Data Overwrite Optimizations: It is common for write sizes to differ from the arrangement of low-level blocks in SeaStore. Various optimization strategies can be applied, and it remains worthwhile to explore better approaches. For more details, see the RBM inplace rewrite PR or Control memory copy PR
General Performance Enhancements: Performance issues can arise in various areas. The best approach is to conduct extensive testing, gain a deeper understanding of system behaviors, and prioritize addressing the most impactful problems. For example, see:
- Support partial reads PR
- Cache metadata during cleanup PR
- Batch remap operations PR
- Write ool without padding PR
- Split out root meta PR
- Seastore fadvise support PR
- Promote logical address to be block aligned PR
Periodic Status Reports: To monitor and understand internal operations, periodic reports can be enabled in the logs to summarize the latest status from various aspects. These reports are primarily for development and optimization purposes and are continuously evolving. For more details, see some of the recent stats enhancements: Reactor Utilization , Disk-IO, Transaction or LRU Cache
Enhanced Checksum Support: Integrity checks are crucial due to the unpredictable reliability of disks. Recent enhancements include Read Checksum support.
Random Block Manager: SeaStore aims to support various storage mediums, particularly those capable of random writes without significantly sacrificing bandwidth. This allows SeaStore to avoid sequential writes, making certain tasks more efficient. For more details, see RBM's inplace-rewrite or the Checksum offload.

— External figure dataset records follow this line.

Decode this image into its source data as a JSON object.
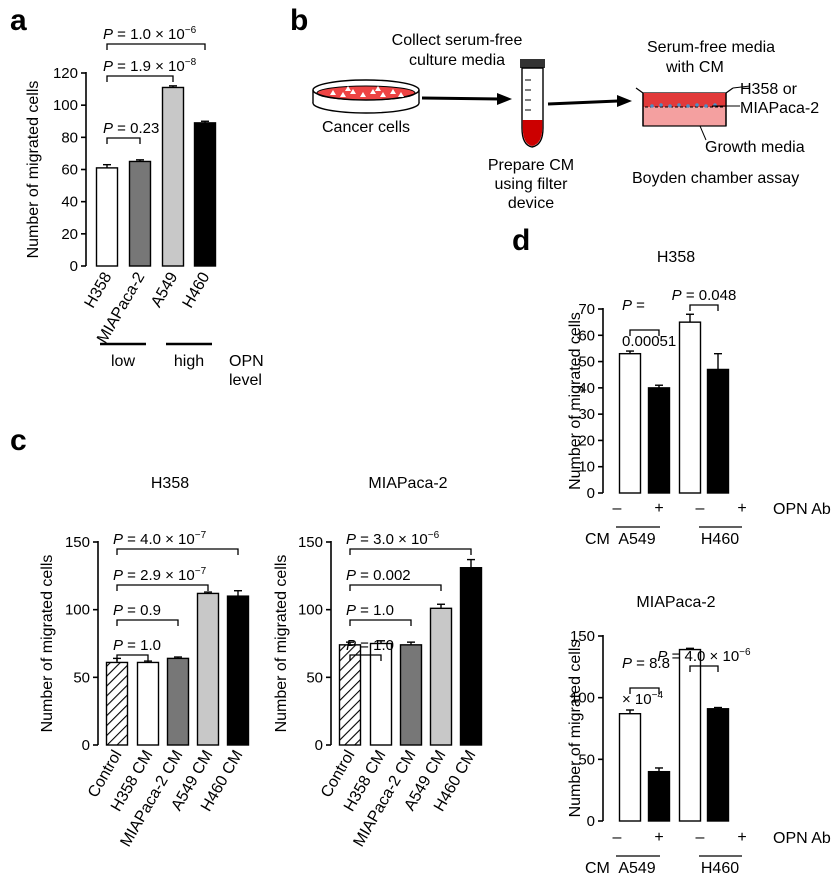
{
  "panel_labels": {
    "a": "a",
    "b": "b",
    "c": "c",
    "d": "d"
  },
  "diagram_b": {
    "left_label": "Cancer cells",
    "collect_label_1": "Collect serum-free",
    "collect_label_2": "culture media",
    "prepare_label_1": "Prepare CM",
    "prepare_label_2": "using filter",
    "prepare_label_3": "device",
    "right_label_1": "Serum-free media",
    "right_label_2": "with CM",
    "right_label_3": "H358 or",
    "right_label_4": "MIAPaca-2",
    "right_label_5": "Growth media",
    "right_label_6": "Boyden chamber assay",
    "colors": {
      "tube_fill": "#cc0000",
      "dish_fill": "#ee4444",
      "chamber_top": "#e23a3a",
      "chamber_bottom": "#f4a0a0"
    }
  },
  "panel_a_groups": {
    "low": "low",
    "high": "high",
    "opn_1": "OPN",
    "opn_2": "level"
  },
  "panel_d_labels": {
    "cm": "CM",
    "opn_ab": "OPN Ab",
    "group1": "A549",
    "group2": "H460",
    "minus": "–",
    "plus": "+"
  },
  "chart_data": [
    {
      "id": "a",
      "type": "bar",
      "ylabel": "Number of migrated cells",
      "ylim": [
        0,
        120
      ],
      "yticks": [
        0,
        20,
        40,
        60,
        80,
        100,
        120
      ],
      "categories": [
        "H358",
        "MIAPaca-2",
        "A549",
        "H460"
      ],
      "values": [
        61,
        65,
        111,
        89
      ],
      "errors": [
        2,
        1,
        1,
        1
      ],
      "fills": [
        "#ffffff",
        "#777777",
        "#c8c8c8",
        "#000000"
      ],
      "annotations": [
        {
          "i": 0,
          "j": 1,
          "text": "P = 0.23"
        },
        {
          "i": 0,
          "j": 2,
          "text": "P = 1.9 × 10^−8"
        },
        {
          "i": 0,
          "j": 3,
          "text": "P = 1.0 × 10^−6"
        }
      ]
    },
    {
      "id": "c1",
      "type": "bar",
      "title": "H358",
      "ylabel": "Number of migrated cells",
      "ylim": [
        0,
        150
      ],
      "yticks": [
        0,
        50,
        100,
        150
      ],
      "categories": [
        "Control",
        "H358 CM",
        "MIAPaca-2 CM",
        "A549 CM",
        "H460 CM"
      ],
      "values": [
        61,
        61,
        64,
        112,
        110
      ],
      "errors": [
        3,
        1,
        1,
        1,
        4
      ],
      "fills": [
        "hatch",
        "#ffffff",
        "#777777",
        "#c8c8c8",
        "#000000"
      ],
      "annotations": [
        {
          "i": 0,
          "j": 1,
          "text": "P = 1.0"
        },
        {
          "i": 0,
          "j": 2,
          "text": "P = 0.9"
        },
        {
          "i": 0,
          "j": 3,
          "text": "P = 2.9 × 10^−7"
        },
        {
          "i": 0,
          "j": 4,
          "text": "P = 4.0 × 10^−7"
        }
      ]
    },
    {
      "id": "c2",
      "type": "bar",
      "title": "MIAPaca-2",
      "ylabel": "Number of migrated cells",
      "ylim": [
        0,
        150
      ],
      "yticks": [
        0,
        50,
        100,
        150
      ],
      "categories": [
        "Control",
        "H358 CM",
        "MIAPaca-2 CM",
        "A549 CM",
        "H460 CM"
      ],
      "values": [
        74,
        75,
        74,
        101,
        131
      ],
      "errors": [
        2,
        2,
        2,
        3,
        6
      ],
      "fills": [
        "hatch",
        "#ffffff",
        "#777777",
        "#c8c8c8",
        "#000000"
      ],
      "annotations": [
        {
          "i": 0,
          "j": 1,
          "text": "P = 1.0"
        },
        {
          "i": 0,
          "j": 2,
          "text": "P = 1.0"
        },
        {
          "i": 0,
          "j": 3,
          "text": "P = 0.002"
        },
        {
          "i": 0,
          "j": 4,
          "text": "P = 3.0 × 10^−6"
        }
      ]
    },
    {
      "id": "d1",
      "type": "bar",
      "title": "H358",
      "ylabel": "Number of migrated cells",
      "ylim": [
        0,
        70
      ],
      "yticks": [
        0,
        10,
        20,
        30,
        40,
        50,
        60,
        70
      ],
      "categories": [
        "A549 –",
        "A549 +",
        "H460 –",
        "H460 +"
      ],
      "values": [
        53,
        40,
        65,
        47
      ],
      "errors": [
        1,
        1,
        3,
        6
      ],
      "fills": [
        "#ffffff",
        "#000000",
        "#ffffff",
        "#000000"
      ],
      "annotations": [
        {
          "i": 0,
          "j": 1,
          "text": "P =",
          "text2": "0.00051"
        },
        {
          "i": 2,
          "j": 3,
          "text": "P = 0.048"
        }
      ]
    },
    {
      "id": "d2",
      "type": "bar",
      "title": "MIAPaca-2",
      "ylabel": "Number of migrated cells",
      "ylim": [
        0,
        150
      ],
      "yticks": [
        0,
        50,
        100,
        150
      ],
      "categories": [
        "A549 –",
        "A549 +",
        "H460 –",
        "H460 +"
      ],
      "values": [
        87,
        40,
        139,
        91
      ],
      "errors": [
        3,
        3,
        1,
        1
      ],
      "fills": [
        "#ffffff",
        "#000000",
        "#ffffff",
        "#000000"
      ],
      "annotations": [
        {
          "i": 0,
          "j": 1,
          "text": "P = 8.8",
          "text2": "× 10^−4"
        },
        {
          "i": 2,
          "j": 3,
          "text": "P = 4.0 × 10^−6"
        }
      ]
    }
  ]
}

Code Cleanup and Bug Fixes: To ensure the project's sustainability during the development of important features and optimizations, maintaining understandable code is crucial. Despite the inevitable increase in complexity, we continuously fix unexpected bugs, review logic, and take action whenever parts of the code become unclear. This sometimes leads to major refactors, as developing and reviewing based on inappropriate or overly complicated structures can be more challenging. These efforts typically account for nearly half of the total work, and sometimes even more.
SeaStore CI: tests have been implemented to ensure confidence in promoting Seastore as the default option.